SAINT, SAINTexploit, and SAINTmanager have proven to be invaluable tools in the security assurance arsenal for (1) the ability to quickly and accurately identify system and application weaknesses, (2) providing technical details for identified weaknesses in addition to steps for their remediation, (3) ease of use and deployment in the environment, (4) stability and high-availability (to date, there has never been an instance where SAINT was not functional), (5) the ability to schedule future and recurring assessments, (6) automated application and vulnerability updates, (7) customizable and automated reports with multiple output format options, and (8) permitting the development of customized assessments.
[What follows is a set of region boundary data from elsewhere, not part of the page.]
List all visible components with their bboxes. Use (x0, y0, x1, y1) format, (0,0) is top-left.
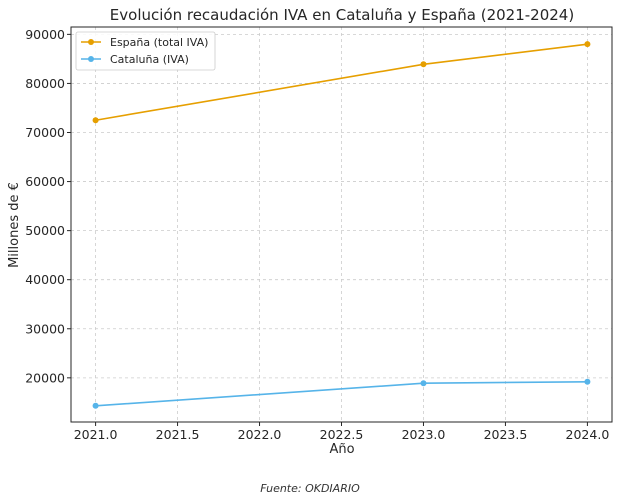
data-point (584, 378, 591, 385)
y-tick-label: 70000 (25, 125, 65, 140)
y-tick-label: 50000 (25, 223, 65, 238)
y-tick-label: 80000 (25, 76, 65, 91)
legend-label-cataluna: Cataluña (IVA) (110, 53, 189, 66)
series-layer (92, 41, 591, 409)
data-point (92, 402, 99, 409)
data-point (92, 117, 99, 124)
legend: España (total IVA) Cataluña (IVA) (75, 31, 216, 71)
x-tick-label: 2021.5 (156, 427, 200, 442)
legend-box (75, 31, 216, 71)
source-note: Fuente: OKDIARIO (260, 482, 360, 495)
data-point (584, 41, 591, 48)
legend-marker-espana (88, 39, 94, 45)
x-tick-label: 2022.5 (320, 427, 364, 442)
x-tick-label: 2023.5 (484, 427, 528, 442)
y-tick-label: 30000 (25, 321, 65, 336)
y-axis-ticks: 20000 30000 40000 50000 60000 70000 80000 90000 (25, 27, 71, 385)
x-tick-label: 2022.0 (238, 427, 282, 442)
data-point (420, 380, 427, 387)
y-tick-label: 90000 (25, 27, 65, 42)
x-axis-ticks: 2021.0 2021.5 2022.0 2022.5 2023.0 2023.5 2024… (74, 422, 610, 442)
x-tick-label: 2023.0 (402, 427, 446, 442)
y-tick-label: 60000 (25, 174, 65, 189)
grid (71, 27, 612, 422)
data-point (420, 61, 427, 68)
legend-entry-espana: España (total IVA) (81, 36, 208, 49)
legend-entry-cataluna: Cataluña (IVA) (81, 53, 189, 66)
chart-title: Evolución recaudación IVA en Cataluña y … (110, 6, 574, 24)
y-tick-label: 20000 (25, 370, 65, 385)
x-tick-label: 2024.0 (566, 427, 610, 442)
plot-frame (70, 26, 613, 423)
y-axis-label: Millones de € (7, 182, 22, 268)
x-axis-label: Año (329, 442, 354, 457)
legend-label-espana: España (total IVA) (110, 36, 208, 49)
series-0 (92, 41, 591, 124)
x-tick-label: 2021.0 (74, 427, 118, 442)
legend-marker-cataluna (88, 56, 94, 62)
series-1 (92, 378, 591, 409)
y-tick-label: 40000 (25, 272, 65, 287)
Collectively, using SAINT’s vulnerability scanning, exploit, management console and reporting capabilities have enabled the team to develop an environment consistent with the tenets of CAG, as well as supporting a central theme and the central tenet of the US Comprehensive National Cybersecurity Initiative (CNCI) - “offense must inform defense”. The resulting implementation has created a more holistic approach to the overall change management process, and protecting the valued resources essential to the everyday business, throughout this organization.